In the final analysis, Arbitrator Larson concluded that heavily addicted smokers suffer from a disability within the meaning of the B.C. Human Rights Code. The protection mandated by both B.C. and Ontario human rights legislation is accommodation of a disability to the point of undue hardship. Arbitrator Larson made clear that the protection afforded by the B.C. Code is not the "right to smoke." Under human rights legislation, the act of smoking is essentially irrelevant to the equation and is neither sanctioned nor condemned. Rather, the law recognizes that people can become addicted to the point that they become physically and mentally disabled, and it is this state of disablement that is protected by human rights legislation, not the conduct that led to the addiction.

Effect Of Finding That Smoking Constitutes A Disability Under The Code

It is likely that the Tribunal would take an approach similar to Cominco in considering a decision of an employer to treat employees differently on the basis that they smoke. Section 23 of the Code essentially prohibits an employer from asking an employee a question that would reveal whether the employee is in a protected class under the Code. Consequently, it would not be possible, for example, to ask whether the employee was a smoker. A better approach would be to adopt a general practice of questioning prior employers about a job applicant's attendance.

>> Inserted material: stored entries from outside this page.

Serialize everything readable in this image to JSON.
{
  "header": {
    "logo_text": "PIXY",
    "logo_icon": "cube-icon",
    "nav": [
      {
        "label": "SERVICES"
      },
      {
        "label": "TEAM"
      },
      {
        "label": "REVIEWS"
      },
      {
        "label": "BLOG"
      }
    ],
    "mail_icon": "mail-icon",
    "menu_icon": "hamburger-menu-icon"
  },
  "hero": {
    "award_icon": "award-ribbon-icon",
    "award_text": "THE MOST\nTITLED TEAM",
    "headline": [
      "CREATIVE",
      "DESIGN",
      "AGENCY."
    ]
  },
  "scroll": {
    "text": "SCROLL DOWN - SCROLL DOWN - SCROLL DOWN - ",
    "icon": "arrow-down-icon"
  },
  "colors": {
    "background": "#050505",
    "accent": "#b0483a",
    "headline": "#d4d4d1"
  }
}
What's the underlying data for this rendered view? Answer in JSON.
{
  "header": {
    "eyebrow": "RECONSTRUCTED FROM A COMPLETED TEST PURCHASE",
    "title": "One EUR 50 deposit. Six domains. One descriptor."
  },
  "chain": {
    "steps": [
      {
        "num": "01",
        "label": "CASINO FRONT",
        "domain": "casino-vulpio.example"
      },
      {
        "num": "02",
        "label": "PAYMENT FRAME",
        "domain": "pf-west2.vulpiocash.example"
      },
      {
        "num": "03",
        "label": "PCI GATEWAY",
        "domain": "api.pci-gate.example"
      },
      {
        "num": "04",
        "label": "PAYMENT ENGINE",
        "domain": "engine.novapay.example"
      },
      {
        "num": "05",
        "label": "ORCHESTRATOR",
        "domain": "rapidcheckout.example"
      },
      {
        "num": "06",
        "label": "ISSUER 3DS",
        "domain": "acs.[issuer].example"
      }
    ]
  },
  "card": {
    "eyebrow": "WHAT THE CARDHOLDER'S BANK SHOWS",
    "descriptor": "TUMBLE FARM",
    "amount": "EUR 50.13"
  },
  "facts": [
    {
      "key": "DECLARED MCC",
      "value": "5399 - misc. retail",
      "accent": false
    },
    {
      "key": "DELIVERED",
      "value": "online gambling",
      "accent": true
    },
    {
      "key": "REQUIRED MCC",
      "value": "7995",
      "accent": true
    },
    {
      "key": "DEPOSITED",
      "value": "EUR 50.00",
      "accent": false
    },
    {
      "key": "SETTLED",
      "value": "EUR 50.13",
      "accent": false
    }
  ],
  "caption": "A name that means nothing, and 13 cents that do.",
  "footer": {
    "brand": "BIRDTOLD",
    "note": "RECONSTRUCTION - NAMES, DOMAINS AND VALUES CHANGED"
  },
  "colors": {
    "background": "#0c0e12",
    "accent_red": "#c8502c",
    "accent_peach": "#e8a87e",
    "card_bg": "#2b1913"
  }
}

While a policy prohibiting smoking on a company's property is acceptable, and smoking in enclosed workplaces is prohibited in Ontario, an employer's duty to accommodate employees who smoke to the point of undue hardship would include the funding of an addiction management program to assist smokers in quitting, nicotine replacement therapy, and, in some cases, counseling.

Differential Treatment Of Smokers

Given that the Tribunal would likely consider smoking to be a disability under the Code, a decision not to hire an employee on the basis that he or she is a smoker would constitute direct discrimination, as knowledge of an employee's cigarette addiction gives rise to a duty to accommodate that addiction to the point of undue hardship. Similarly, a decision to decrease pay or benefits entitlements on the basis that they are more costly for employees that are smokers, would also likely be found to constitute direct discrimination.

Footnote

1. Cominco Ltd. v. United Steel Workers of America, Local 9705 (2000), 59 C.L.A.S. 318.